Ketika Ekonomi Mulai Berbisik

2 hours ago 1

Oleh: Indra Gusnady

OPINI -   Ekonomi tidak selalu berteriak ketika mulai bermasalah. Lebih sering ia berbisik, melalui perubahan kecil di pasar tenaga kerja, pelemahan daya beli, atau penurunan pesanan industri yang tidak langsung terasa di permukaan.

Indonesia hari ini tidak berada pada tepi jurang, tetapi sejumlah indikator mulai memberi isyarat kuning yang layak dicermati.

Pertumbuhan ekonomi masih stabil di kisaran lima persen, namun fondasinya melemah. Konsumsi rumah tangga, penopang lebih dari separuh PDB mulai menunjukkan perlambatan.

Kenaikan harga pangan dan energi membuat belanja masyarakat lebih hati-hati. Sementara itu, sektor industri belum kembali pada kekuatan penuh; 'utilisasi' pabrik di beberapa klaster manufaktur bergerak turun, menandakan pesanan yang tidak setinggi tahun lalu.

Di tingkat global, tekanan juga menguat. Ketidakpastian suku bunga Amerika Serikat menahan arus modal masuk.

Nilai tukar rupiah bergerak fluktuatif, memengaruhi biaya impor bahan baku industri. Investor menunggu kepastian arah kebijakan fiskal dan hilirisasi pemerintah kedepan.

Semua ini bukan ancaman tunggal, tetapi kisi-kisi yang jika dirangkai menunjukkan pola yang sama: ekonomi sedang meminta perhatian.

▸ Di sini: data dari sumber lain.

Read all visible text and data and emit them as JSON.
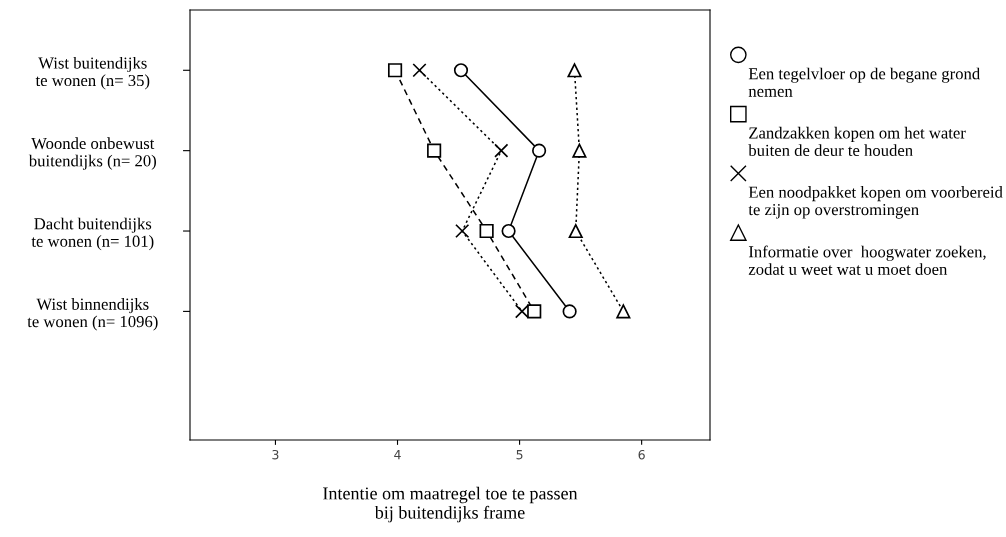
{
  "chart_data": {
    "type": "line",
    "orientation": "horizontal",
    "xlabel": "Intentie om maatregel toe te passen\nbij buitendijks frame",
    "categories": [
      "Wist buitendijks\nte wonen (n= 35)",
      "Woonde onbewust\nbuitendijks (n= 20)",
      "Dacht buitendijks\nte wonen (n= 101)",
      "Wist binnendijks\nte wonen (n= 1096)"
    ],
    "xlim": [
      2.3,
      6.56
    ],
    "xticks": [
      3,
      4,
      5,
      6
    ],
    "grid": false,
    "legend": "right",
    "series": [
      {
        "name": "Een tegelvloer op de begane grond\nnemen",
        "color": "#000000",
        "marker": "circle",
        "line_style": "solid",
        "values": [
          4.52,
          5.16,
          4.91,
          5.41
        ]
      },
      {
        "name": "Zandzakken kopen om het water\nbuiten de deur te houden",
        "color": "#000000",
        "marker": "square",
        "line_style": "dashed",
        "values": [
          3.98,
          4.3,
          4.73,
          5.12
        ]
      },
      {
        "name": "Een noodpakket kopen om voorbereid\nte zijn op overstromingen",
        "color": "#000000",
        "marker": "cross",
        "line_style": "dotted",
        "values": [
          4.18,
          4.85,
          4.53,
          5.02
        ]
      },
      {
        "name": "Informatie over  hoogwater zoeken,\nzodat u weet wat u moet doen",
        "color": "#000000",
        "marker": "triangle",
        "line_style": "dotted",
        "values": [
          5.45,
          5.49,
          5.46,
          5.85
        ]
      }
    ]
  }
}
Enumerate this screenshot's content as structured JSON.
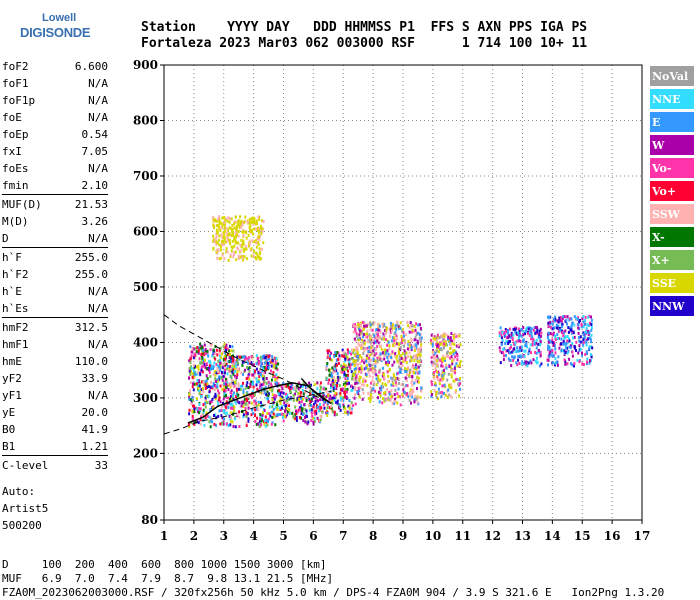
{
  "logo": {
    "line1": "Lowell",
    "line2": "DIGISONDE"
  },
  "header": {
    "labels_line": "Station    YYYY DAY   DDD HHMMSS P1  FFS S AXN PPS IGA PS",
    "values_line": "Fortaleza 2023 Mar03 062 003000 RSF      1 714 100 10+ 11"
  },
  "params": {
    "group1": [
      {
        "label": "foF2",
        "value": "6.600"
      },
      {
        "label": "foF1",
        "value": "N/A"
      },
      {
        "label": "foF1p",
        "value": "N/A"
      },
      {
        "label": "foE",
        "value": "N/A"
      },
      {
        "label": "foEp",
        "value": "0.54"
      },
      {
        "label": "fxI",
        "value": "7.05"
      },
      {
        "label": "foEs",
        "value": "N/A"
      },
      {
        "label": "fmin",
        "value": "2.10"
      }
    ],
    "group2": [
      {
        "label": "MUF(D)",
        "value": "21.53"
      },
      {
        "label": "M(D)",
        "value": "3.26"
      },
      {
        "label": "D",
        "value": "N/A"
      }
    ],
    "group3": [
      {
        "label": "h`F",
        "value": "255.0"
      },
      {
        "label": "h`F2",
        "value": "255.0"
      },
      {
        "label": "h`E",
        "value": "N/A"
      },
      {
        "label": "h`Es",
        "value": "N/A"
      }
    ],
    "group4": [
      {
        "label": "hmF2",
        "value": "312.5"
      },
      {
        "label": "hmF1",
        "value": "N/A"
      },
      {
        "label": "hmE",
        "value": "110.0"
      },
      {
        "label": "yF2",
        "value": "33.9"
      },
      {
        "label": "yF1",
        "value": "N/A"
      },
      {
        "label": "yE",
        "value": "20.0"
      },
      {
        "label": "B0",
        "value": "41.9"
      },
      {
        "label": "B1",
        "value": "1.21"
      }
    ],
    "group5": [
      {
        "label": "C-level",
        "value": "33"
      }
    ]
  },
  "auto": {
    "line1": "Auto:",
    "line2": "Artist5",
    "line3": "500200"
  },
  "bottom": {
    "line1": "D     100  200  400  600  800 1000 1500 3000 [km]",
    "line2": "MUF   6.9  7.0  7.4  7.9  8.7  9.8 13.1 21.5 [MHz]",
    "line3": "FZA0M_2023062003000.RSF / 320fx256h 50 kHz 5.0 km / DPS-4 FZA0M 904 / 3.9 S 321.6 E   Ion2Png 1.3.20"
  },
  "colors": {
    "NoVal": "#a0a0a0",
    "NNE": "#33ddff",
    "E": "#3399ff",
    "W": "#aa00aa",
    "Vo-": "#ff33aa",
    "Vo+": "#ff0033",
    "SSW": "#ffb0b0",
    "X-": "#007700",
    "X+": "#77bb55",
    "SSE": "#d8d800",
    "NNW": "#2200cc"
  },
  "chart_data": {
    "type": "scatter",
    "title": "",
    "xlabel": "",
    "ylabel": "",
    "xlim": [
      1,
      17
    ],
    "ylim": [
      80,
      900
    ],
    "x_ticks": [
      1,
      2,
      3,
      4,
      5,
      6,
      7,
      8,
      9,
      10,
      11,
      12,
      13,
      14,
      15,
      16,
      17
    ],
    "y_ticks": [
      80,
      200,
      300,
      400,
      500,
      600,
      700,
      800,
      900
    ],
    "legend": [
      "NoVal",
      "NNE",
      "E",
      "W",
      "Vo-",
      "Vo+",
      "SSW",
      "X-",
      "X+",
      "SSE",
      "NNW"
    ],
    "legend_placement": "right",
    "grid": true,
    "echo_clusters": [
      {
        "f": [
          1.8,
          3.3
        ],
        "h": [
          250,
          400
        ],
        "mix": "mixed"
      },
      {
        "f": [
          3.2,
          4.8
        ],
        "h": [
          250,
          380
        ],
        "mix": "mixed"
      },
      {
        "f": [
          4.8,
          6.4
        ],
        "h": [
          255,
          330
        ],
        "mix": "mixed"
      },
      {
        "f": [
          6.4,
          7.3
        ],
        "h": [
          270,
          390
        ],
        "mix": "mixed"
      },
      {
        "f": [
          7.3,
          9.6
        ],
        "h": [
          290,
          440
        ],
        "mix": "pink-yellow"
      },
      {
        "f": [
          9.9,
          10.9
        ],
        "h": [
          300,
          420
        ],
        "mix": "pink-yellow"
      },
      {
        "f": [
          12.2,
          13.6
        ],
        "h": [
          360,
          430
        ],
        "mix": "blue-pink"
      },
      {
        "f": [
          13.8,
          15.3
        ],
        "h": [
          360,
          450
        ],
        "mix": "blue-pink"
      },
      {
        "f": [
          2.6,
          4.3
        ],
        "h": [
          550,
          630
        ],
        "mix": "yellow"
      }
    ],
    "curve_solid": {
      "x": [
        1.8,
        2.3,
        2.8,
        3.3,
        3.8,
        4.3,
        4.8,
        5.3,
        5.8,
        6.2,
        6.6
      ],
      "y": [
        255,
        265,
        285,
        295,
        305,
        315,
        322,
        327,
        322,
        305,
        290
      ]
    },
    "curve_dashed_lower": {
      "x": [
        1.0,
        1.6,
        2.2,
        3.0,
        4.0,
        5.0,
        6.0,
        6.6
      ],
      "y": [
        235,
        245,
        258,
        266,
        282,
        296,
        306,
        312
      ]
    },
    "curve_dashed_upper": {
      "x": [
        1.0,
        1.5,
        2.0,
        2.5,
        3.0,
        3.5,
        4.0,
        4.5,
        5.0,
        5.5,
        6.0,
        6.4,
        6.6
      ],
      "y": [
        450,
        430,
        415,
        400,
        385,
        370,
        358,
        345,
        334,
        320,
        305,
        296,
        290
      ]
    },
    "solid_branch": {
      "x": [
        5.6,
        6.0,
        6.3,
        6.6
      ],
      "y": [
        335,
        312,
        300,
        290
      ]
    }
  }
}
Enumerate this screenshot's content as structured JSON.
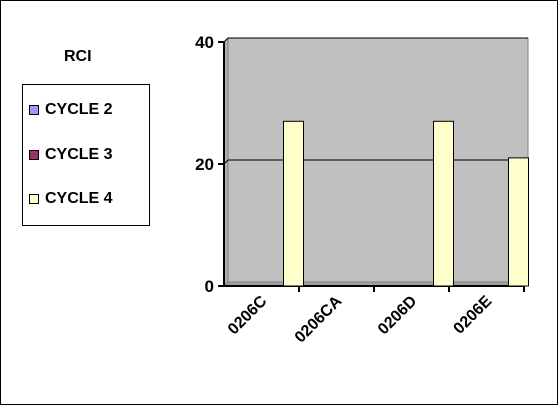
{
  "chart_data": {
    "type": "bar",
    "title": "",
    "legend_title": "RCI",
    "categories": [
      "0206C",
      "0206CA",
      "0206D",
      "0206E"
    ],
    "series": [
      {
        "name": "CYCLE 2",
        "color": "#9999ff",
        "values": [
          0,
          0,
          0,
          0
        ]
      },
      {
        "name": "CYCLE 3",
        "color": "#993366",
        "values": [
          0,
          0,
          0,
          0
        ]
      },
      {
        "name": "CYCLE 4",
        "color": "#ffffcc",
        "values": [
          27,
          0,
          27,
          21
        ]
      }
    ],
    "yticks": [
      "0",
      "20",
      "40"
    ],
    "ylim": [
      0,
      40
    ],
    "grid": true,
    "legend_position": "left",
    "plot_background": "#c0c0c0"
  }
}
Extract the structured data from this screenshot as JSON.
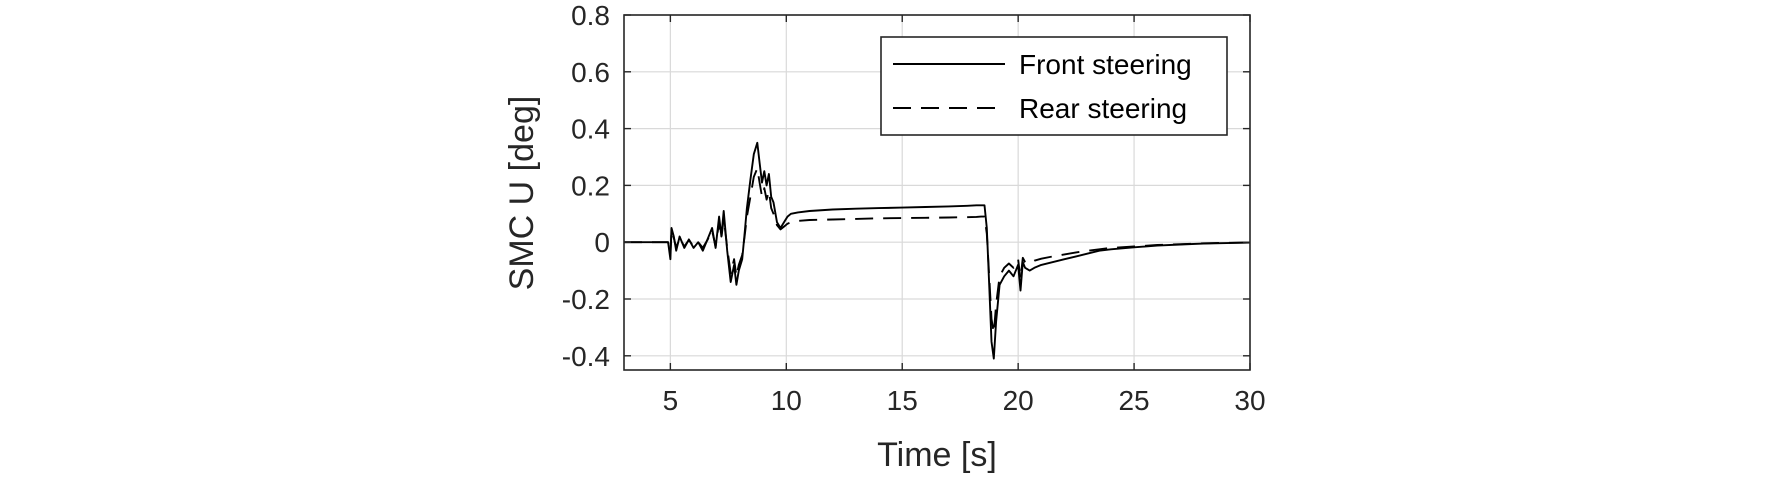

Tanda-tanda itu tampak jelas pada 'early warning system' (EWS) ekonomi: – Daya beli melemah, terlihat dari perlambatan ritel dan penjualan barang tahan lama. – Tenaga kerja belum sepenuhnya pulih, dengan penyerapan kerja informal yang meningkat lebih cepat daripada pekerjaan produktif jangka panjang. – Indeks pesanan manufaktur menurun, terutama di sektor tekstil, kimia, dan logam dasar. – Rupiah dan pasar obligasi bergejolak, mengirim sinyal bahwa pasar membaca ketidakpastian jangka pendek.

Tidak ada yang dramatis, tetapi semuanya konsisten. Yang diperlukan bukan alarm, melainkan kepekaan membaca arah angin.

Di tengah isyarat itu, pemerintah sebenarnya memiliki ruang manuver. Belanja negara masih menopang aktivitas ekonomi, terutama lewat pembangunan infrastruktur dan bansos. Namun tanpa strategi yang lebih tajam, kebijakan fiskal hanya menjadi pereda nyeri, bukan pemulih daya. Seperti obat sakit kepala.

Dibutuhkan langkah yang lebih terukur, antara lain.

Pertama, memperkuat daya beli melalui stabilisasi harga pangan dan energi. Tidak harus intervensi besar-besaran; cukup memastikan jalur distribusi lancar dan stok tersedia.

Kedua, menjaga iklim investasi dengan memberikan kepastian regulasi hilirisasi mineral, pajak, dan ketenagakerjaan. Investor tidak takut risiko, mereka hanya takut ketidakpastian.

Ketiga, menggenjot produktivitas sektor riil. Hilirisasi harus bergerak ke barang bernilai tambah tinggi, bukan berhenti pada olahan primer. UMKM perlu dukungan pembiayaan murah, bukan sekadar pelatihan tanpa ekosistem.

Keempat, memperkuat cadangan energi dan pangan, mengurangi ketergantungan pada impor yang rentan pada gejolak global.

Ekonomi Indonesia masih memiliki tenaga. Namun untuk menjaga langkahnya tetap mantap, kita harus mau mendengar bisikannya. Sebab, sebelum badai datang, selalu ada angin kecil yang lebih dulu mengetuk jendela.